Day for Night (1973)
Updated: Oct 17, 2022
A group of ten of us, including much welcomed new faces, gathered in the computer corner to discuss Day for Night. We also talked about the short films, which this time were made by skilled members themselves.
Our discussion leader told us about Victorine Studios in Nice, which are where Day for Night is set. Amusingly, the last film made there was Mr Bean’s Holiday. We also heard about the long tensions between Jean-Luc Goddard and Francois Truffaut, despite the director using some of Goddatd’s devices, such as the freeze frame technique.
We valued the characters depicted in this warm satirical homage to film-making. All were totally individual. The wife who hated film and called it all a lie was particularly appreciated. As many critics did, we noticed the excellent acting of the script girl, who made the most of the role.

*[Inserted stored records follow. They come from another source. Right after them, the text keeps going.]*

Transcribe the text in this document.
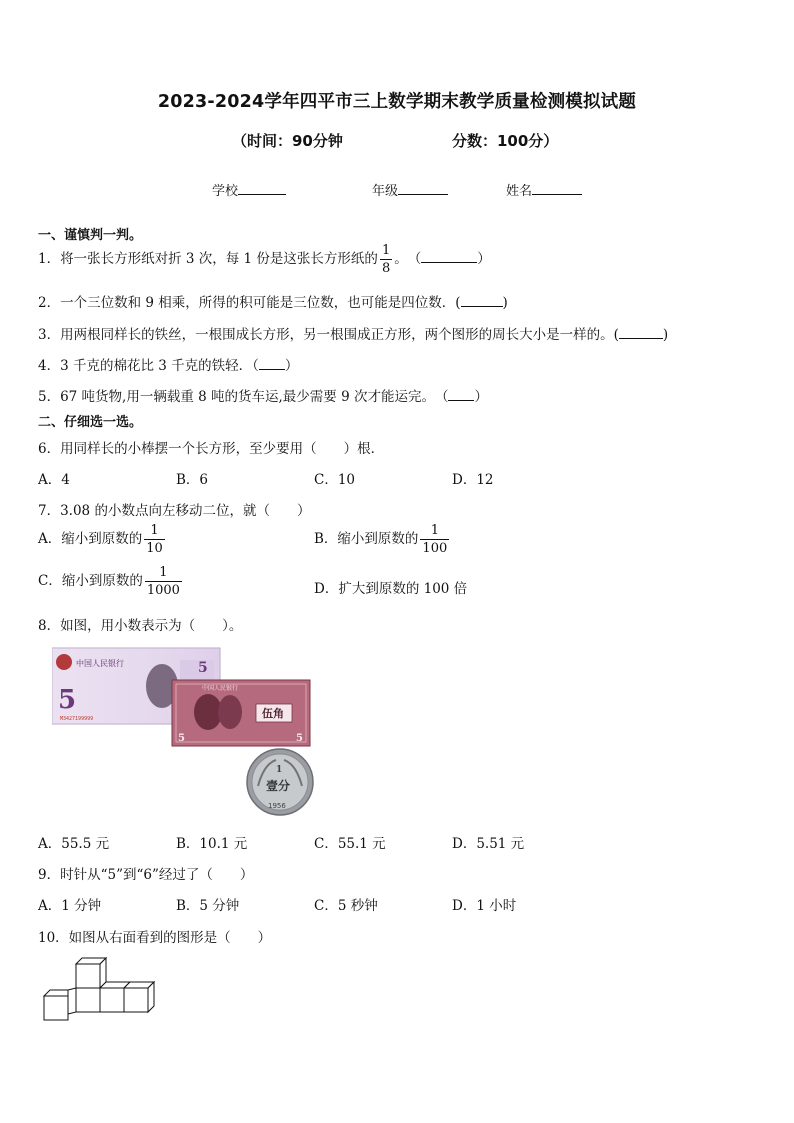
2023-2024学年四平市三上数学期末教学质量检测模拟试题
（时间：90分钟	分数：100分）
学校	年级	姓名
一、谨慎判一判。
1．将一张长方形纸对折 3 次，每 1 份是这张长方形纸的 $\frac{1}{8}$ 。　（	）
2．一个三位数和 9 相乘，所得的积可能是三位数，也可能是四位数．(	)
3．用两根同样长的铁丝，一根围成长方形，另一根围成正方形，两个图形的周长大小是一样的。(	)
4．3 千克的棉花比 3 千克的铁轻．（ ）
5．67 吨货物,用一辆载重 8 吨的货车运,最少需要 9 次才能运完。　（ ）
二、仔细选一选。
6．用同样长的小棒摆一个长方形，至少要用（　　）根．
A．4	B．6	C．10	D．12
7．3.08 的小数点向左移动二位，就（　　）
A．缩小到原数的 $\frac{1}{10}$	B．缩小到原数的 $\frac{1}{100}$
C．缩小到原数的 $\frac{1}{1000}$	D．扩大到原数的 100 倍
8．如图，用小数表示为（　　）。
中国人民银行
5
M3427199999
5
中国人民银行
伍角
5	5
1
壹分
1956
A．55.5 元	B．10.1 元	C．55.1 元	D．5.51 元
9．时针从“5”到“6”经过了（　　）
A．1 分钟	B．5 分钟	C．5 秒钟	D．1 小时
10．如图从右面看到的图形是（　　）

Although Day for Night was about making a film, the tensions and joys experienced by the director, played by Truffaut himself and his team, were a microcosm of life. We found it fascinating to separate what was in Je Vous Presente Pamela and what was outside of it, what was ‘real’ and what wasn’t.
There were flirtations and affairs within the film, but all done in a very innocent way.
We also discussed Gordon’s tremendous film about our cinema and Rusthall, Michael’s very touching creative film made in response to the community play and Jeanne’s atmospheric exploration of Montreal sculptor Stanley’s life.